Guest Post: 7 Reasons You’ll Put Weight On This Winter
As we head into winter, you’re probably dreading the added expense of Christmas and New Year. Our wallets are already stretched to breaking point, with families up and down the land having to make cut-backs here, there and everywhere, so the last thing we need is another visit from Rudolph and co.
That said, although you may be worrying about whether Santa will survive on the less-than-luxury mince pies you leave him at the foot of your chimney, you should probably be worrying about your waistline too. Why? Because winter is when many of us let ourselves go.
So, if you don’t want to enter 2013 looking like you do on the back of a dessert spoon, watch what you eat. Otherwise you might find yourself adhering to all seven of these reasons why you’ll put on more weight.
1. Cold weather. As winter is the coldest season of the year it’s pretty much a given that people are less active. Gone are the early morning walks with the dog, the sunset jogs around the block and the weekend cycles in the countryside. In comes the staying indoors, the radiators turned up and rubbish on the TV. Out goes the range cookers and the hearty filling food, in comes the takeaways and the microwave meals….
2. Wet weather. The winter brings with it wet weather too. If it’s wet you’re less likely to want to walk, cycle or snake-board to work, turning to your car instead. Understandably too. Why turn up to work like a drowned rat, when you can get there in the warm and relative comfort of your own pride and joy? The thing is, though, while it may be convenient, not only will your travel expenses rise, so will the size of your trousers.

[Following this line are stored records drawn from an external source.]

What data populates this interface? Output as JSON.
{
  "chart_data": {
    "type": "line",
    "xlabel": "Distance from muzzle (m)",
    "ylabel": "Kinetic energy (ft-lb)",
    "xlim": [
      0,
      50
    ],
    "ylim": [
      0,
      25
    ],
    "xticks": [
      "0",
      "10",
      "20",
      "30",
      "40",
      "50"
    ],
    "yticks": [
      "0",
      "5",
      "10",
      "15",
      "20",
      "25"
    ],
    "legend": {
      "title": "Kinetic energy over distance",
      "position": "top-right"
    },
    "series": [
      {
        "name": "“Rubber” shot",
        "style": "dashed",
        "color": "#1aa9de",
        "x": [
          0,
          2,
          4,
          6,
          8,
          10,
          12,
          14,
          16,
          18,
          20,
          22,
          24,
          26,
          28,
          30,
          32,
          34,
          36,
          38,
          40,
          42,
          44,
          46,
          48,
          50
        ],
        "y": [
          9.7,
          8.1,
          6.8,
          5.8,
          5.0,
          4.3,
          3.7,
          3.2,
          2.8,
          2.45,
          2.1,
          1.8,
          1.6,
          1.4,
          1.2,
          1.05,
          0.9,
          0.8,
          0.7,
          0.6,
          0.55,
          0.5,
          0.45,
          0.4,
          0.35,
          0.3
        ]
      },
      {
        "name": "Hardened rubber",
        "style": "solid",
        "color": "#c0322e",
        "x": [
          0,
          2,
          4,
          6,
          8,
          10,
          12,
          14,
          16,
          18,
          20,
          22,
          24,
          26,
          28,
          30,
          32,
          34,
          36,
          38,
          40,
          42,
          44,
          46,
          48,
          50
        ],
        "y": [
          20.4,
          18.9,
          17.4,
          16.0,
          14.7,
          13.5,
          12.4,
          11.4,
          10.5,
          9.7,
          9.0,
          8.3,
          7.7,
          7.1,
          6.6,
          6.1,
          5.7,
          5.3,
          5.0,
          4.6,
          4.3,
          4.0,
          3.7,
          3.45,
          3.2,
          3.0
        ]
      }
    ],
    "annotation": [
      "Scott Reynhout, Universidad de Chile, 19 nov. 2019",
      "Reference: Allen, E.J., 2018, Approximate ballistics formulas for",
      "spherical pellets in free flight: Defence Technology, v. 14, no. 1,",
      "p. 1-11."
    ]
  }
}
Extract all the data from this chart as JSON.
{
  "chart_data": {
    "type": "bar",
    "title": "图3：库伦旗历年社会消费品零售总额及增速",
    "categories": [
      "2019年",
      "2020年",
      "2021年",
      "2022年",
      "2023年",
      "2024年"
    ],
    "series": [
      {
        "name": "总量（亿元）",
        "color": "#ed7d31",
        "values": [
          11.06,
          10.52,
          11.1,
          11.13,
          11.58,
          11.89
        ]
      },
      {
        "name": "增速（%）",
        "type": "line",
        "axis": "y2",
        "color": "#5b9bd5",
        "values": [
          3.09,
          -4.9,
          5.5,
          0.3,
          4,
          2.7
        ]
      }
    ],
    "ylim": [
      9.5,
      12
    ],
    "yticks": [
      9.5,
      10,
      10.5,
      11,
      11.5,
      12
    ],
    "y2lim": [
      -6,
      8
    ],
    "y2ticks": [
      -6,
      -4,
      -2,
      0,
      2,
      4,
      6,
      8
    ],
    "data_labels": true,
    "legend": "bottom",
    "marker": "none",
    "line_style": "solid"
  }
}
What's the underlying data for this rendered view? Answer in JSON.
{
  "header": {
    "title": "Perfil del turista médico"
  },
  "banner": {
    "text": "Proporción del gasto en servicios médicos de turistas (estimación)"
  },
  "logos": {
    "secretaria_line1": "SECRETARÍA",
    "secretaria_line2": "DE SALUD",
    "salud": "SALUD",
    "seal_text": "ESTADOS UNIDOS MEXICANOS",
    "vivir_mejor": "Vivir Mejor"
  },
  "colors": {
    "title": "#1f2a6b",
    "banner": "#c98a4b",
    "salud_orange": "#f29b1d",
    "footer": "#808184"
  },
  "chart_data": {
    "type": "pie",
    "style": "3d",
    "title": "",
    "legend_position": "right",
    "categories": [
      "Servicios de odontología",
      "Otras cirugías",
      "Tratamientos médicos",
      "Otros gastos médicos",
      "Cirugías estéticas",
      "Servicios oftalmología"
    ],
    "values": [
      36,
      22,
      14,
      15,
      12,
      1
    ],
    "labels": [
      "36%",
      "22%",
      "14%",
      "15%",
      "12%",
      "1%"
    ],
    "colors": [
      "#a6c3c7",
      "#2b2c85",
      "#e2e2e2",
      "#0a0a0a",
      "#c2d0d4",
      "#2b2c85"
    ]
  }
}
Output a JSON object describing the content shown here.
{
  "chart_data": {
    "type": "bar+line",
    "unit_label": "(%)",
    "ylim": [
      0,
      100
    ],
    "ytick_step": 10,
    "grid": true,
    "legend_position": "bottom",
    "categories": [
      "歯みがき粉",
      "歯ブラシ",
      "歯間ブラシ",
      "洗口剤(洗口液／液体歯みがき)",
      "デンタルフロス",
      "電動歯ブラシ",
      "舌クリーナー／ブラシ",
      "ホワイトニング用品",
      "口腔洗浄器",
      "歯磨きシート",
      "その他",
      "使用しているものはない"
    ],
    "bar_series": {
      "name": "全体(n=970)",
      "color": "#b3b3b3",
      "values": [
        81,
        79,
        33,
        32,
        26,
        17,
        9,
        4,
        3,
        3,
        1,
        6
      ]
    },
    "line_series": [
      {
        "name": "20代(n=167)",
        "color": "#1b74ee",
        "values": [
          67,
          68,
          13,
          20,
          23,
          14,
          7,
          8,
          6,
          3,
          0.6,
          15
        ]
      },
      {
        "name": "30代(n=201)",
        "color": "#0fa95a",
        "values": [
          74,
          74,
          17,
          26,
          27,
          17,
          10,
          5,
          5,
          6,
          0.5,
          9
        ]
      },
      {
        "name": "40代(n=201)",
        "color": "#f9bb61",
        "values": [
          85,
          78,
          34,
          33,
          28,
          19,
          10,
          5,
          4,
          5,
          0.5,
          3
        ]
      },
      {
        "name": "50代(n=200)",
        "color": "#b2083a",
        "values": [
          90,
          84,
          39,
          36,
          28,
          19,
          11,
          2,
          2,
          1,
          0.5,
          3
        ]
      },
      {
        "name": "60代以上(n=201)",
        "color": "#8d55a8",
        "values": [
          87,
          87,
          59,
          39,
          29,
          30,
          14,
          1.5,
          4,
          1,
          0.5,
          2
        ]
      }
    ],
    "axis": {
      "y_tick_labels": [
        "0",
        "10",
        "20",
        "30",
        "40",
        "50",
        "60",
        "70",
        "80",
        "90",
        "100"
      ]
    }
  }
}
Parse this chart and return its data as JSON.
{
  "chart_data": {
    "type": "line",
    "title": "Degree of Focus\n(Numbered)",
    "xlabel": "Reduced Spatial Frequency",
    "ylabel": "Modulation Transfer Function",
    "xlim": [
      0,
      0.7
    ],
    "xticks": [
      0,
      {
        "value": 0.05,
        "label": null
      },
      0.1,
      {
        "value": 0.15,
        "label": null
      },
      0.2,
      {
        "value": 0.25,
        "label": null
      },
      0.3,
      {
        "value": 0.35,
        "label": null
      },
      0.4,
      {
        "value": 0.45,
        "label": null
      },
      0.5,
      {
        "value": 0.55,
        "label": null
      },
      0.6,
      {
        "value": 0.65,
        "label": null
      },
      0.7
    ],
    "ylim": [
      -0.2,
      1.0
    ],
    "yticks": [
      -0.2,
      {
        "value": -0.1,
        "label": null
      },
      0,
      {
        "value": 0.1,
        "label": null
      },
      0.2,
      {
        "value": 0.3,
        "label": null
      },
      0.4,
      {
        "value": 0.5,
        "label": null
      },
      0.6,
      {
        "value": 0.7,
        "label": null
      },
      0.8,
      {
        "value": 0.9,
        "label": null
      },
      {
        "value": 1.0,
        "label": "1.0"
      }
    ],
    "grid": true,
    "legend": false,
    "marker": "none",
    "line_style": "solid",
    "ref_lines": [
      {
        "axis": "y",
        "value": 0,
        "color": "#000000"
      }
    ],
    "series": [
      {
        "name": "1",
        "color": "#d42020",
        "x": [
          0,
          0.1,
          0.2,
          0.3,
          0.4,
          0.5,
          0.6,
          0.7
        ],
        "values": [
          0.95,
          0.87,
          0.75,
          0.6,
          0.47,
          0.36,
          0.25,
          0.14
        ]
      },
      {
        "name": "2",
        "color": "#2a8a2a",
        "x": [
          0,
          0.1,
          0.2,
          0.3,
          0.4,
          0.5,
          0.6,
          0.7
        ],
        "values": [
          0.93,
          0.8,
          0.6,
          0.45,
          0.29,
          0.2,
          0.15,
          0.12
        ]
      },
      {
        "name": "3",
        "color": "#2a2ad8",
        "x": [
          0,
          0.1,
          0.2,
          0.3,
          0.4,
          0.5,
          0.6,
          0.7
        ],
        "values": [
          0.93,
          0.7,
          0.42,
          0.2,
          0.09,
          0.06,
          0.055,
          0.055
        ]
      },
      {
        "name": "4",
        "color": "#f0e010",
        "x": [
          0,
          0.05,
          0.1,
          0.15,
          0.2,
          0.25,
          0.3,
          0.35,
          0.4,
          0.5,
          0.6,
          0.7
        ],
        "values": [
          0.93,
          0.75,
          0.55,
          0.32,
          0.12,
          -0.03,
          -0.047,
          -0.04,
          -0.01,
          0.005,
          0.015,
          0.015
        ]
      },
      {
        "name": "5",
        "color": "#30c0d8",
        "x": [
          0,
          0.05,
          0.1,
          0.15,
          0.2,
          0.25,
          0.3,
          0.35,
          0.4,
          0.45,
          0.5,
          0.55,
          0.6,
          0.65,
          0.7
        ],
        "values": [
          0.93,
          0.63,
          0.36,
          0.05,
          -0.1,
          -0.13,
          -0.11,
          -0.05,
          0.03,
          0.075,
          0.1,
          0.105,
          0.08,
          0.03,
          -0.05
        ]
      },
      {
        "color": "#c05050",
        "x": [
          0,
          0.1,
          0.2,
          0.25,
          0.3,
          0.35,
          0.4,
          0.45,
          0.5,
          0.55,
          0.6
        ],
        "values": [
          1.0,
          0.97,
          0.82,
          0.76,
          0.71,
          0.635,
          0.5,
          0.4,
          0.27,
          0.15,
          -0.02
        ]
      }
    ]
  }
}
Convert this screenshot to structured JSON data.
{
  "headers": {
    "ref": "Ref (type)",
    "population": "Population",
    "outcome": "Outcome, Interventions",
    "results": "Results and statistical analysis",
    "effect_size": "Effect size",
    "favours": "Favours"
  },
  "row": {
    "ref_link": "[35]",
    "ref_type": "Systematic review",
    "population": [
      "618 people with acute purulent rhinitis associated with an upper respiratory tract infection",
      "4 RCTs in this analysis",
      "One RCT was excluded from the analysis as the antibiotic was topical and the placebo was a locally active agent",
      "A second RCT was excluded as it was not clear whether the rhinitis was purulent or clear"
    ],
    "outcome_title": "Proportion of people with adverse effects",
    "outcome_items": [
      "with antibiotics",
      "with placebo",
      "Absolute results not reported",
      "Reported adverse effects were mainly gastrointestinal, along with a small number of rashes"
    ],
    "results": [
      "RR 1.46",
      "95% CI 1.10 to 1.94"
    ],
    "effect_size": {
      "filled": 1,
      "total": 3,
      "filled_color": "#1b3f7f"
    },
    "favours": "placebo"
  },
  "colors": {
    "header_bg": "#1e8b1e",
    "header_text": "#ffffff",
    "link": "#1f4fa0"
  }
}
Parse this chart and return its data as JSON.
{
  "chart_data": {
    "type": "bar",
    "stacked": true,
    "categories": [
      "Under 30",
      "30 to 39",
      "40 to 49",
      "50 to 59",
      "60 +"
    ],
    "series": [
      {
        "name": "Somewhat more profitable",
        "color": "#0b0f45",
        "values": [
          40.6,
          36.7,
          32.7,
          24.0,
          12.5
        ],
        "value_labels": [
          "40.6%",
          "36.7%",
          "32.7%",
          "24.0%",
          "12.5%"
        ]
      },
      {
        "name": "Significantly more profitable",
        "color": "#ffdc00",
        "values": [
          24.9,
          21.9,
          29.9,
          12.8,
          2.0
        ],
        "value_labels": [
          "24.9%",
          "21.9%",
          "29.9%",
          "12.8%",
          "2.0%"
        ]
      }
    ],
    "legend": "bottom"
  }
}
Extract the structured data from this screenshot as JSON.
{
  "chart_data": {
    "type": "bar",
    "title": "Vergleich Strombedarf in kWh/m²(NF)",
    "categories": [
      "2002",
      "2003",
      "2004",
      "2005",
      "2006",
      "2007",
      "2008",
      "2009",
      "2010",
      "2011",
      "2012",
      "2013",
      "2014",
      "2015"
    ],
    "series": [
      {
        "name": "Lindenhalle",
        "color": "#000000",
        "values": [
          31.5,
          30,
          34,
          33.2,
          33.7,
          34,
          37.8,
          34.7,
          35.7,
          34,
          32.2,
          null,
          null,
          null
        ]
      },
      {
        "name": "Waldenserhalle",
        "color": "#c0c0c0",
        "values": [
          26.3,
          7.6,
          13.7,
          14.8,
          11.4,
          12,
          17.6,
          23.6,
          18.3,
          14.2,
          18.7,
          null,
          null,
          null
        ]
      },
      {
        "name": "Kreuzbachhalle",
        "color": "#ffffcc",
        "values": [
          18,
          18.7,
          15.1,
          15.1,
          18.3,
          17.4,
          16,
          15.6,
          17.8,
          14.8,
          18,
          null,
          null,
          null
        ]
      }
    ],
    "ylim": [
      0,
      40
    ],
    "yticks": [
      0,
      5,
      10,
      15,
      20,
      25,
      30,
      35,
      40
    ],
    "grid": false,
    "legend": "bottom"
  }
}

3. Less light. With the clocks going back the nights get longer. You end up going to work in the dark, and coming home in the dark. As such, many of us start to ‘hibernate’, with our body clocks thinking it’s time to shut down for the evening. “Shall I go to the gym?” you ask yourself. “Nahhhh. I’ll go home to the warm, thanks.” Less daylight and longer nights reduce your desire to keep active, leading to a night in front of the tellybox, rather than the exercise mat. Unless you’re watching Aerobics Oz Style on Sky Sports 2 of course.
4. Winter blues. Talk to any sufferer of Seasonal Affective Disorder (SAD) and they will tell you the same thing, as soon as the clocks go back their mood suffers horribly. They rue the loss of summer and dread the cold winter months. They get depressed, they get down and they miss the sun. They crave sweet and carb-heavy foods to keep up their energy and spirits. If that sounds familiar, watch the scales go up.
5. Seasonal food. Christmas is coming earlier and earlier nowadays. In fact, it was August this year when we first started noticing festive fare on the shelves. Mince pies, Christmas puddings, Twiglets, nuts, selection boxes, advent calendas… you could actually buy them IN AUGUST this year. Surely a new record? If you’re tempted by these offers (£5 for a tub of Celebrations for example), then just think to yourself, “I’m going to get fat!” That should stop you. Unless you say it with pride and conviction, in which case no one can help you.
6. Seasonal drink. Now this one is a sore point for many of us. Supermarkets up and down the land know that us Brits love a drink. We do. We can’t get by without the odd glass of wine now and again. But with Christmas coming, it’s fair game. “A bottle of Baileys for £12, when the normal RRP is £20? I’m there!” But so are those pesky little calories. If you don’t want to slam on the festive flab, then try and avoid these festive drink offers. Or use a straw. You’ll probably feel better that way.
7. Office treats. No matter how hard you try to stay cheery in the winter months, whether that’s keeping up your exercise routine, going for walks or constructing a stationary tower out of paper clips, you can bet your bottom dollar/pound that your workmates won’t be as committed as you. As a result, before you know it, the office will be inundated with sugary treats to help celebrate…erm… nothing in particular. So, if you don’t want to see your scales creak under the weight of all that office joviality, the trick is to learn to say no. Good luck.